Au final, les principaux prérequis sont d’être sportif, car c’est un métier très physique, et d’avoir une bonne connaissance des races de chiens utilisées pour les courses de traîneaux.

Les débuts en compétition d’un musher

Les débuts en compétition d’un musher

La majorité des mushers de compétition possèdent leur attelage, c’est-à-dire qu’ils sont propriétaires de leurs chiens. Il est toutefois possible de louer un attelage à un musher disposant d’un grand chenil, mais ce n’est pas fréquent.

 

Les débuts d’un musher (qu’il soit compétiteur ou pas, d’ailleurs) sont progressifs. Certains commencent par la pulka ou le skijoring avant de se lancer dans le traîneau, car ces deux sports ne demandent qu’un nombre limité de chiens (et d’être un excellent skieur de fond !). De plus, les techniques d’entraînement et d’éducation de ces disciplines sont transposables à un chenil de petite taille.

 

 

Le musher dans un attelage de chiens de traîneau

En effet, les mushers commencent généralement par un petit chenil (4 individus environ) et, peu à peu, achètent des chiens supplémentaires pour l’agrandir. A partir d’un certain nombre, il leur devient possible de se lancer dans la reproduction. Les chiots ainsi obtenus permettent d’agrandir et de renouveler l’attelage, mais aussi de louer ou de vendre des chiens à d’autres mushers.

 

L’achat des tous premiers chiens, ceux qui constituent la base du chenil, n’est pas une chose aisée. En effet, il n’est pas facile d’être sûr d’acheter de bons chiens de traîneau quand on manque d’expérience. De ce fait, il est courant qu’un musher qui vend des chiens laisse à l’acheteur potentiel le temps de les tester à travers des balades en attelage, voire quelques semaines d’essai gratuit.

 

Le musher dans un attelage de chiens de traîneau

Quoi qu’il en soit, le musher débutant ne choisit pas forcément des chiots comme premiers chiens. En effet, choisir des adultes est une pratique de plus en plus fréquente, même si elle n’est pas encore totalement entrée dans les mœurs. L’avantage de procéder ainsi est que l'animal est déjà éduqué et a sa morphologie et son caractère définitifs.

 

Cela nécessite bien sûr de choisir un musher reconnu comme digne de confiance, afin par exemple d’éviter d’acquérir à un prix surévalué un chien aux performances faibles ou irrégulières. Le bouche-à-oreille est un des moyens pour le trouver, ainsi que les clubs de mushing.
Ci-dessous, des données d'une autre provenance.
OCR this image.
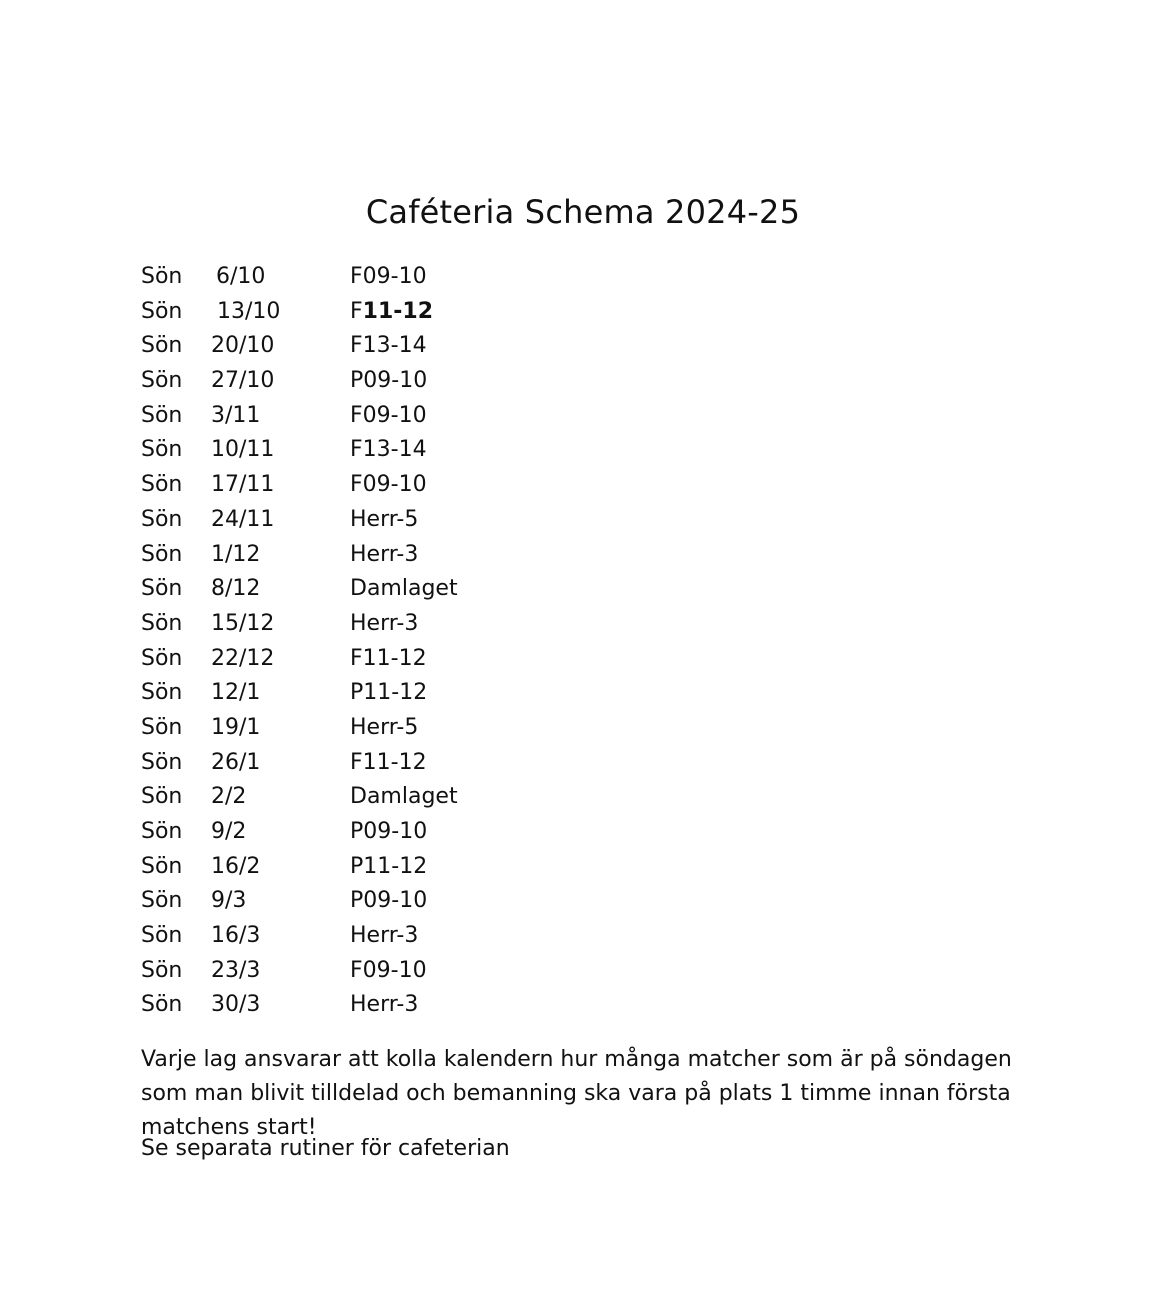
Caféteria Schema 2024-25
Sön 6/10	F09-10
Sön 13/10	F11-12
Sön 20/10	F13-14
Sön 27/10	P09-10
Sön 3/11	F09-10
Sön 10/11	F13-14
Sön 17/11	F09-10
Sön 24/11	Herr-5
Sön 1/12	Herr-3
Sön 8/12	Damlaget
Sön 15/12	Herr-3
Sön 22/12	F11-12
Sön 12/1	P11-12
Sön 19/1	Herr-5
Sön 26/1	F11-12
Sön 2/2	Damlaget
Sön 9/2	P09-10
Sön 16/2	P11-12
Sön 9/3	P09-10
Sön 16/3	Herr-3
Sön 23/3	F09-10
Sön 30/3	Herr-3
Varje lag ansvarar att kolla kalendern hur många matcher som är på söndagen som man blivit tilldelad och bemanning ska vara på plats 1 timme innan första matchens start!
Se separata rutiner för cafeterian
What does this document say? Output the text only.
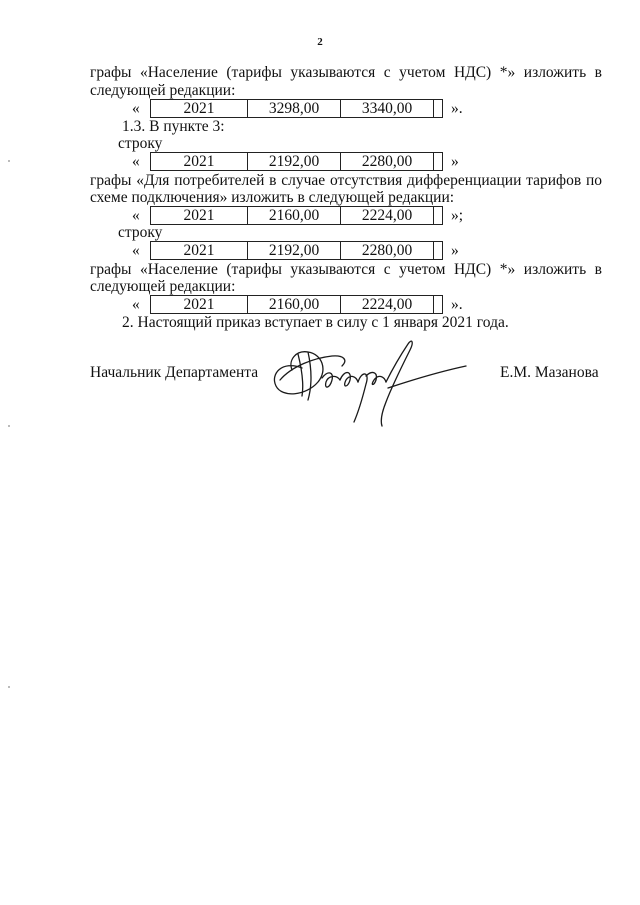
2
графы «Население (тарифы указываются с учетом НДС) *» изложить в
следующей редакции:
«	2021	3298,00	3340,00	».
1.3. В пункте 3:
строку
«	2021	2192,00	2280,00	»
графы «Для потребителей в случае отсутствия дифференциации тарифов по
схеме подключения» изложить в следующей редакции:
«	2021	2160,00	2224,00	»;
строку
«	2021	2192,00	2280,00	»
графы «Население (тарифы указываются с учетом НДС) *» изложить в
следующей редакции:
«	2021	2160,00	2224,00	».
2. Настоящий приказ вступает в силу с 1 января 2021 года.
Начальник Департамента	Е.М. Мазанова
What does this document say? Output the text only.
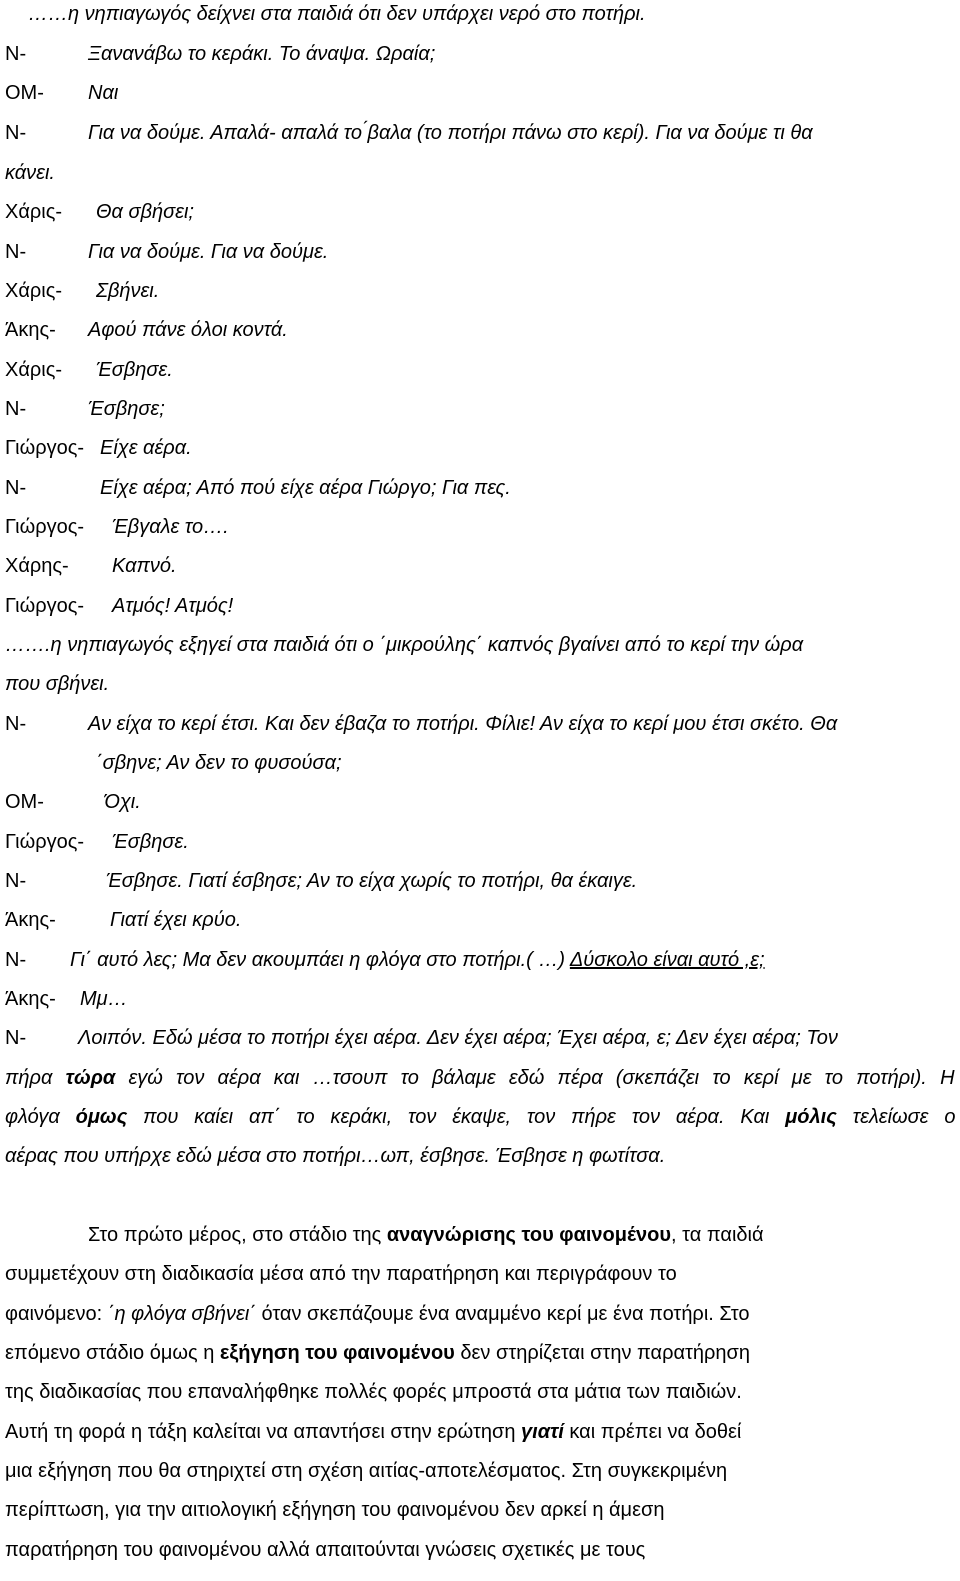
……η νηπιαγωγός δείχνει στα παιδιά ότι δεν υπάρχει νερό στο ποτήρι.
Ν-	Ξανανάβω το κεράκι. Το άναψα. Ωραία;
ΟΜ- Ναι
Ν-	Για να δούμε. Απαλά- απαλά το ́βαλα (το ποτήρι πάνω στο κερί). Για να δούμε τι θα
κάνει.
Χάρις- Θα σβήσει;
Ν-	Για να δούμε. Για να δούμε.
Χάρις- Σβήνει.
Άκης- Αφού πάνε όλοι κοντά.
Χάρις- Έσβησε.
Ν-	Έσβησε;
Γιώργος- Είχε αέρα.
Ν-	Είχε αέρα; Από πού είχε αέρα Γιώργο; Για πες.
Γιώργος- Έβγαλε το….
Χάρης- Καπνό.
Γιώργος- Ατμός! Ατμός!
…….η νηπιαγωγός εξηγεί στα παιδιά ότι ο ΄μικρούλης΄ καπνός βγαίνει από το κερί την ώρα
που σβήνει.
Ν-	Αν είχα το κερί έτσι. Και δεν έβαζα το ποτήρι. Φίλιε! Αν είχα το κερί μου έτσι σκέτο. Θα
΄σβηνε; Αν δεν το φυσούσα;
ΟΜ-	Όχι.
Γιώργος- Έσβησε.
Ν-	Έσβησε. Γιατί έσβησε; Αν το είχα χωρίς το ποτήρι, θα έκαιγε.
Άκης-	Γιατί έχει κρύο.
Ν- Γι΄ αυτό λες; Μα δεν ακουμπάει η φλόγα στο ποτήρι.( …) Δύσκολο είναι αυτό ,ε;
Άκης- Μμ…
Ν-	Λοιπόν. Εδώ μέσα το ποτήρι έχει αέρα. Δεν έχει αέρα; Έχει αέρα, ε; Δεν έχει αέρα; Τον
πήρα τώρα εγώ τον αέρα και …τσουπ το βάλαμε εδώ πέρα (σκεπάζει το κερί με το ποτήρι). Η
φλόγα όμως που καίει απ΄ το κεράκι, τον έκαψε, τον πήρε τον αέρα. Και μόλις τελείωσε ο
αέρας που υπήρχε εδώ μέσα στο ποτήρι…ωπ, έσβησε. Έσβησε η φωτίτσα.
Στο πρώτο μέρος, στο στάδιο της αναγνώρισης του φαινομένου, τα παιδιά
συμμετέχουν στη διαδικασία μέσα από την παρατήρηση και περιγράφουν το
φαινόμενο: ΄η φλόγα σβήνει΄ όταν σκεπάζουμε ένα αναμμένο κερί με ένα ποτήρι. Στο
επόμενο στάδιο όμως η εξήγηση του φαινομένου δεν στηρίζεται στην παρατήρηση
της διαδικασίας που επαναλήφθηκε πολλές φορές μπροστά στα μάτια των παιδιών.
Αυτή τη φορά η τάξη καλείται να απαντήσει στην ερώτηση γιατί και πρέπει να δοθεί
μια εξήγηση που θα στηριχτεί στη σχέση αιτίας-αποτελέσματος. Στη συγκεκριμένη
περίπτωση, για την αιτιολογική εξήγηση του φαινομένου δεν αρκεί η άμεση
παρατήρηση του φαινομένου αλλά απαιτούνται γνώσεις σχετικές με τους
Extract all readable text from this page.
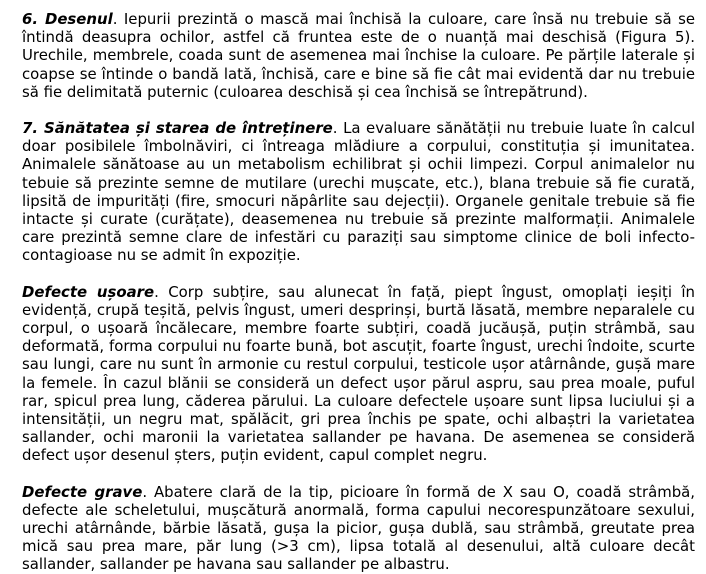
6. Desenul. Iepurii prezintă o mască mai închisă la culoare, care însă nu trebuie să se întindă deasupra ochilor, astfel că fruntea este de o nuanță mai deschisă (Figura 5). Urechile, membrele, coada sunt de asemenea mai închise la culoare. Pe părțile laterale și coapse se întinde o bandă lată, închisă, care e bine să fie cât mai evidentă dar nu trebuie să fie delimitată puternic (culoarea deschisă și cea închisă se întrepătrund).

7. Sănătatea și starea de întreținere. La evaluare sănătății nu trebuie luate în calcul doar posibilele îmbolnăviri, ci întreaga mlădiure a corpului, constituția și imunitatea. Animalele sănătoase au un metabolism echilibrat și ochii limpezi. Corpul animalelor nu tebuie să prezinte semne de mutilare (urechi mușcate, etc.), blana trebuie să fie curată, lipsită de impurități (fire, smocuri năpârlite sau dejecții). Organele genitale trebuie să fie intacte și curate (curățate), deasemenea nu trebuie să prezinte malformații. Animalele care prezintă semne clare de infestări cu paraziți sau simptome clinice de boli infecto-contagioase nu se admit în expoziție.

Defecte ușoare. Corp subțire, sau alunecat în față, piept îngust, omoplați ieșiți în evidență, crupă teșită, pelvis îngust, umeri desprinși, burtă lăsată, membre neparalele cu corpul, o ușoară încălecare, membre foarte subțiri, coadă jucăușă, puțin strâmbă, sau deformată, forma corpului nu foarte bună, bot ascuțit, foarte îngust, urechi îndoite, scurte sau lungi, care nu sunt în armonie cu restul corpului, testicole ușor atârnânde, gușă mare la femele. În cazul blănii se consideră un defect ușor părul aspru, sau prea moale, puful rar, spicul prea lung, căderea părului. La culoare defectele ușoare sunt lipsa luciului și a intensității, un negru mat, spălăcit, gri prea închis pe spate, ochi albaștri la varietatea sallander, ochi maronii la varietatea sallander pe havana. De asemenea se consideră defect ușor desenul șters, puțin evident, capul complet negru.

Defecte grave. Abatere clară de la tip, picioare în formă de X sau O, coadă strâmbă, defecte ale scheletului, mușcătură anormală, forma capului necorespunzătoare sexului, urechi atârnânde, bărbie lăsată, gușa la picior, gușa dublă, sau strâmbă, greutate prea mică sau prea mare, păr lung (>3 cm), lipsa totală al desenului, altă culoare decât sallander, sallander pe havana sau sallander pe albastru.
La double vie des mushers de compétition

La double vie des mushers de compétition

Entre les soins, les repas, l’entretien et les entraînements, les journées des mushers passent vite. Mais ces passionnés ne ménagent pas leur peine pour leurs chiens, auxquels ils sont généralement très attachés. De fait, ils passent beaucoup de temps avec eux, et même pendant certaines périodes davantage qu’avec leur propre famille, notamment pendant les entraînements. Durant les courses, ils forment une équipe, un tout, et le musher n’a pendant des heures voire des jours d’autre compagnie que ses chiens.

 

Toutefois, si participer à des compétitions de chiens de traîneau peut rapporter un peu, cela coûte aussi beaucoup, et ce tout au long de l’année : matériel, dépenses vétérinaires, budget pour l’alimentation et l’entretien des chiens, frais d’inscription aux compétitions...

 

Les mushers professionnels se doivent donc de diversifier leurs activités et sources de revenu.

 

Nombre d’entre eux possèdent ainsi des chiens utilisés uniquement pour proposer des promenades en chiens de traîneau à une clientèle de particuliers - voire utilisent ponctuellement certains de leurs chiens de compétition à cette fin, en fonction de la taille de leur chenil.

 

Ils peuvent aussi louer ou vendre certains de leurs chiens, que ce soit pour un usage loisirs ou compétition.

 

Enfin, certains profitent aussi du fait d’avoir une certaine expérience et/ou notoriété pour former d’autres mushers.

Les différents types de courses de chiens de traîneau

Il existe trois types de courses de traîneau :

Les courses de vitesse

Les courses de vitesse

Elles se courent en deux manches réparties sur deux jours, chacune ayant une distance comprise selon la catégorie entre 7 et 8 kilomètres, 12 et 15 kilomètres, 18 et 20 kilomètres ou encore 22 et 25 kilomètres. La catégorie dans laquelle concourt un attelage est déterminée par la race des chiens qui le composent ainsi que par leur nombre. La vitesse moyenne se situe autour de 30 km/h.

 

L’Atlantirod, organisé chaque année en Loire-Atlantique (France) est un exemple de ce genre de course, même si elle ne se déroule pas sur un terrain enneigé. Les courses de pulka et de ski-joëring correspondent aussi à ce type de distances.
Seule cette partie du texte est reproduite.